The collaboration is focused on the discovery and development of two different ion channel targets that are important for the treatment of neurological disorders.

Under the terms of the agreement, Autifony will lead the drug discovery and preclinical development activities on the two ion channel targets.

Following the completion of the preclinical development, Jazz will lead all clinical development, manufacturing and regulatory activities and commercialisation.

Autifony will receive an upfront payment and is eligible to receive development, regulatory and commercial milestone payments across the two programmes, totalling up to $770.5m.

In addition, the British biotechnology company is eligible to receive royalties on net sales.

Autifony Therapeutics CEO Charles Large said: “We are excited to be working with Jazz Pharmaceuticals on two novel ion channel targets, on which we can bring to bear Autifony’s long-standing expertise in small molecule ion channel drug discovery and development.

“Jazz has an exceptional track record of rapidly advancing neuroscience development programmes and effectively commercializing novel therapies that offer improvements over current standards of care.”
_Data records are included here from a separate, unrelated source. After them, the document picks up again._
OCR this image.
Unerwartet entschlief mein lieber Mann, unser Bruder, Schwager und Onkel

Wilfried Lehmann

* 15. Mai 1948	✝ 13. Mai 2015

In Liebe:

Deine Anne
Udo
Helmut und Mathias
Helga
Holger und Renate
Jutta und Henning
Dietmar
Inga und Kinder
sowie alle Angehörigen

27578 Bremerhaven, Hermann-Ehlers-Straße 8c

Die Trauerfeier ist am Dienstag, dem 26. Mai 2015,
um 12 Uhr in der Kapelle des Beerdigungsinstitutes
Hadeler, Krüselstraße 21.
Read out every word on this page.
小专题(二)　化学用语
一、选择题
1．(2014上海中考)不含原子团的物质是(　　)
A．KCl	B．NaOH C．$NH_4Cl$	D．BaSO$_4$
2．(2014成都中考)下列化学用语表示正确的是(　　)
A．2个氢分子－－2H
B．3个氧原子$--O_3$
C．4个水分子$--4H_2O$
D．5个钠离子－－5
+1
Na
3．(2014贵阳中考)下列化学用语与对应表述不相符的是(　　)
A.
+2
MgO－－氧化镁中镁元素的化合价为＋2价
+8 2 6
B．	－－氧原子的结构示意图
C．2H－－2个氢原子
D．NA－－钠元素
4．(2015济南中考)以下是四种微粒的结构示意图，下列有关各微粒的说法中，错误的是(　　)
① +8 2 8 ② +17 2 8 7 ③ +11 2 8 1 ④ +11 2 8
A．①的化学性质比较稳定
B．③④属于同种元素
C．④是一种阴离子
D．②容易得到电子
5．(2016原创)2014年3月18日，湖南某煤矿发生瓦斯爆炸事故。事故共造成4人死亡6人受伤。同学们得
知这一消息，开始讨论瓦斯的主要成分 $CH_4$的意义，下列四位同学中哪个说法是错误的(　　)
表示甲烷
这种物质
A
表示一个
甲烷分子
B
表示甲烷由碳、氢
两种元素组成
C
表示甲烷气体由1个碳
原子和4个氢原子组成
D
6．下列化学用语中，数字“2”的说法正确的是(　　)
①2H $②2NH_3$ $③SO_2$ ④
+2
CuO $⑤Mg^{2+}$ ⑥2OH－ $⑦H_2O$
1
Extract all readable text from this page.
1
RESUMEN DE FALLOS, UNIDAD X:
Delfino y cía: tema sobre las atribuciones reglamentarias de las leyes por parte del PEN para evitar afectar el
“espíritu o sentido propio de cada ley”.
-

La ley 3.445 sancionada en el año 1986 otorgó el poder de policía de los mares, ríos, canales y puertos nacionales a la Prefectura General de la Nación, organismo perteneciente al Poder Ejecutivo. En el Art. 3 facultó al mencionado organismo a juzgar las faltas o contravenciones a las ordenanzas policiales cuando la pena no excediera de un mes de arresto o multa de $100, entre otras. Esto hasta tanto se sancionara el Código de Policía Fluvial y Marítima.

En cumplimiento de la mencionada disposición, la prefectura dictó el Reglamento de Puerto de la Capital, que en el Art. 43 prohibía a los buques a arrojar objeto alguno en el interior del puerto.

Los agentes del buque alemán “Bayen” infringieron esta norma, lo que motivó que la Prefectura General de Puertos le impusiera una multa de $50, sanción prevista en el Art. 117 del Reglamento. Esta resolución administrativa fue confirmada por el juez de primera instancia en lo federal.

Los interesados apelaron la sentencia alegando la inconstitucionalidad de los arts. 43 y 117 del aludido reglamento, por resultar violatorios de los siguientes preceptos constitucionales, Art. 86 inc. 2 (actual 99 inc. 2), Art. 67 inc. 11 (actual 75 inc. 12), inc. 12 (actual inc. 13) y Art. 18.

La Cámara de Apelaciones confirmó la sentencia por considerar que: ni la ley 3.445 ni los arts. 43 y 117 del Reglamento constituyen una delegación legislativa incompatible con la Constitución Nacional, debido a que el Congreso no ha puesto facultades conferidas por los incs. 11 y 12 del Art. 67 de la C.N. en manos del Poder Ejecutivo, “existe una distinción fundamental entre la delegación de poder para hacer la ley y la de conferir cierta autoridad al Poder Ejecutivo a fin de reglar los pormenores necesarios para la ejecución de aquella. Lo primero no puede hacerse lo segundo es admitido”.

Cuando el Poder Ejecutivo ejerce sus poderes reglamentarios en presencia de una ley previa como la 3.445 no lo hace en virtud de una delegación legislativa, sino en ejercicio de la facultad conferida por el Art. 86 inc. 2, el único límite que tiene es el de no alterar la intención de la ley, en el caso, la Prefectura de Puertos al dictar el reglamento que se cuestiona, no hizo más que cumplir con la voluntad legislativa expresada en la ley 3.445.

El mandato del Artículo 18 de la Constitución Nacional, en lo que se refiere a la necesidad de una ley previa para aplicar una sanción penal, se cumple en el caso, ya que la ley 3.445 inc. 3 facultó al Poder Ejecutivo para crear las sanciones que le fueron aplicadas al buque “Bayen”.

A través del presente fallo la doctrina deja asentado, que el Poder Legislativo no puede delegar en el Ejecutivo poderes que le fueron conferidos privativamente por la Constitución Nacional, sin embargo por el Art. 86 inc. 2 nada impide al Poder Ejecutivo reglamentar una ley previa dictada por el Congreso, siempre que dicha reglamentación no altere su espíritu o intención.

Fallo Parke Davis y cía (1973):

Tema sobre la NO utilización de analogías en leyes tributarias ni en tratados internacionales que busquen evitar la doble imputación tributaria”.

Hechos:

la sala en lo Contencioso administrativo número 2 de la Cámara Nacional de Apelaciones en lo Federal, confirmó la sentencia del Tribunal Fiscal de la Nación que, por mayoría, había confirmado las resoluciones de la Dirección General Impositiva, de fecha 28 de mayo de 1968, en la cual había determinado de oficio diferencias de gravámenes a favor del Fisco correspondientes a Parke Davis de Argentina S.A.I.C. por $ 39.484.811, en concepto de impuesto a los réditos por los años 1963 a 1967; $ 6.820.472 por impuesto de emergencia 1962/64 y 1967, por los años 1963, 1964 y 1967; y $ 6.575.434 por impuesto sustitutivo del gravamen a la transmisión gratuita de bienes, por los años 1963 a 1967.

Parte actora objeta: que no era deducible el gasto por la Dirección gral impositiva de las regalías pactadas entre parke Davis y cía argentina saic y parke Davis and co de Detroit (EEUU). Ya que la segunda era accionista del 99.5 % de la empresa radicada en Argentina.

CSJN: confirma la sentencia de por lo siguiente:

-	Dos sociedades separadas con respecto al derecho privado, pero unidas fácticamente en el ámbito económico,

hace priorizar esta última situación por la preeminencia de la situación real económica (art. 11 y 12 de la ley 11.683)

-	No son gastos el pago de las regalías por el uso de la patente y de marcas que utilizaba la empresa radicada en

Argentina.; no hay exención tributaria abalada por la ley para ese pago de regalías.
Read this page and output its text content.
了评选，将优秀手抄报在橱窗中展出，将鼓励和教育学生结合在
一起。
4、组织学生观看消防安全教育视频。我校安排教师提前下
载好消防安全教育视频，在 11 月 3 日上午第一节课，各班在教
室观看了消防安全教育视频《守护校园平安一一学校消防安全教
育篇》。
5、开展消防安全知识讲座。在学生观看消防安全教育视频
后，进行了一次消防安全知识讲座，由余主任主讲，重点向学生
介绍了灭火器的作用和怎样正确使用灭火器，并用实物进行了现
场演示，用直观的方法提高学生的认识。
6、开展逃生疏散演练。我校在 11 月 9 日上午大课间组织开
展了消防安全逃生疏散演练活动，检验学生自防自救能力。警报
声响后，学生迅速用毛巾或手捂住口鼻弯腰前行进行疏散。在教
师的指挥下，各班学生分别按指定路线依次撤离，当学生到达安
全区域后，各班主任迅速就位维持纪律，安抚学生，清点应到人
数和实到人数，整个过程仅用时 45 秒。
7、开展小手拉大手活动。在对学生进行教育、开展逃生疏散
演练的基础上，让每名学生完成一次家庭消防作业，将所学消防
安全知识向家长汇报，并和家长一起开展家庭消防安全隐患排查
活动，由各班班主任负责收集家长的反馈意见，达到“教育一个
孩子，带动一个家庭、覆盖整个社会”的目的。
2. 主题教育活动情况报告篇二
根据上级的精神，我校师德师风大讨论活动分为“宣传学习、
Autifony is a spinout from the British drugmaker GSK, engaged in the development of novel pharmaceutical treatments for rare CNS disorders and other serious brain diseases.

The biotechnology company is leveraging its unique ion channel drug discovery platform to generate small molecule modulators that selectively target specific subtypes of ion channels.

Ion channels are membrane proteins that serve as gated pathways for the movement of ions across cell membranes and play an important role in several physiological functions.

Most of the diseases associated with defects in ion channel function are due to mutations in the genes encoding ion channel proteins, known as channelopathies.

The targeting of the ion channels will provide opportunities for precision medicine in diseases that have been difficult to treat in the past, said the British biotechnology company.